Understanding this dynamic may provide clues to Io’s mysterious interior as well as the interiors of other bodies in the solar system warmed by a fluctuating pull of gravity, an effect called tidal heating.
“We know almost nothing about what Io’s magma chambers and conduits are like, so Loki Patera’s behavior is giving us a small window into an area where we currently have zero information,” said de Kleer.
Io has a hot interior because its tight orbit around Jupiter is not circular. The moon is stuck in an eccentric orbit because it resonates with Jupiter’s largest moons, neighboring Europa and Ganymede, caught between their influence and the massive gravity of Jupiter.
Europa’s orbit around Jupiter is twice as long as Io’s, and Ganymede’s orbit is twice as long as Europa’s. This 1:2:4 rhythm means the pull of gravity from the other two moons repeats consistently as Io orbits around Jupiter.
Io’s distance from Jupiter changes over the course of its elliptical orbit, so it experiences a different amount of Jupiter’s gravity as it circles the massive planet. The shifting pull of Jupiter and the other moons stretches and compresses Io on its two-day orbit around Jupiter. This generates enough heat from friction within the materials of the moon’s interior to melt rock into magma.
Researchers studying the more than 400 volcanoes on Io have looked for evidence that they erupt on the same beat. Such a fluctuation with daily orbit occurs on Saturn’s moon Enceladus, which has an underground ocean that spurts out through cracks in the moon’s frozen surface. Water geysers on Enceladus bloom largest when the moon is at its furthest point from Saturn and the fractures sourcing the geysers are being pulled open.
But the new study did not find evidence that Loki Patera keeps the same time as Io’s two-day orbit around Jupiter. Instead, its brightness appears to fluctuate at a similar timescale to subtle perturbations in Io’s orbit.
Although orbital resonance with Europa and Ganymede exerts the largest tidal effects on Io, the neighboring moons also slightly warp the shape of Io’s orbit in cycles lasting 480-484 days and 461–464 days. Loki Patera appears to erupt on a cycle that is similar to this timeframe, according to the new study.

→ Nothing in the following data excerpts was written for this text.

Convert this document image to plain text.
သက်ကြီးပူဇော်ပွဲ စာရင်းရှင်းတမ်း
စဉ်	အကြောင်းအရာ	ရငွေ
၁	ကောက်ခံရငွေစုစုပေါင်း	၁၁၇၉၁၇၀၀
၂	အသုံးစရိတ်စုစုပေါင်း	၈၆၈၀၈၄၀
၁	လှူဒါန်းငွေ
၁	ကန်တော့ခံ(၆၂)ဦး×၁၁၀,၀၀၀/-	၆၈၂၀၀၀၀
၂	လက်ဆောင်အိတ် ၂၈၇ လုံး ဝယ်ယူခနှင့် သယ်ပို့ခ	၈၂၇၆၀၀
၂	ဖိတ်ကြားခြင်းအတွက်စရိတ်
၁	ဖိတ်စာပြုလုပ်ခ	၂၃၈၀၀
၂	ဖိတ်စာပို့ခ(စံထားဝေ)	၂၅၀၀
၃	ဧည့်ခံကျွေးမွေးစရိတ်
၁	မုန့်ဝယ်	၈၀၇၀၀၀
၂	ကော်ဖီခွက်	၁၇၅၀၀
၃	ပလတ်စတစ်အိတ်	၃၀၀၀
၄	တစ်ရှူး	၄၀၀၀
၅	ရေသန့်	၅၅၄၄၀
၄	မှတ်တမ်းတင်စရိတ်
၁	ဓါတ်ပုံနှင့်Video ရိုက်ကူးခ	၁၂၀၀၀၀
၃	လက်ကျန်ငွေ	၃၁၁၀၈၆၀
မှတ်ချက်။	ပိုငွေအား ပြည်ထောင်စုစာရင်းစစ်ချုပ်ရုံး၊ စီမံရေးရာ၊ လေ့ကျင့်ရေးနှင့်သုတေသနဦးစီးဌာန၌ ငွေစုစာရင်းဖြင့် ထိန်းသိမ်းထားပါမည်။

De Kleer and her colleagues think the different dynamics on Io and Enceladus may have to do with the way fluids move through pores or cracks in rock. Magma is more like honey or toothpaste than water. It does not respond as quickly as water to squeezing. The period of Io’s orbit may be too short for tidal effects in the moon’s interior to erupt onto the surface.
“The magma in Io’s crust takes time to flow,” said Francis Nimmo, a geophysicist at the University of California Santa Cruz and co-author on the new paper. “If you squeeze and stretch the crust rapidly, nothing happens; but if you squeeze and stretch it more slowly, the magma has time to move far enough to fill a volcanic conduit, causing an eruption. It’s similar to the way you can run on wet sand, but if you walk slowly your feet sink”.
What scientists learn about tidal heating effects from studying Io could be applicable to Europa and other bodies throughout the solar system that are tidally heated, according to the authors of the new study.
“On other worlds its more difficult to study this fundamental planetary process because it doesn’t generate these volcanos that are so easy to observe,” de Kleer said. “Io serves as a laboratory for gaining insight into this process which can then be applied to other moons in the solar system.”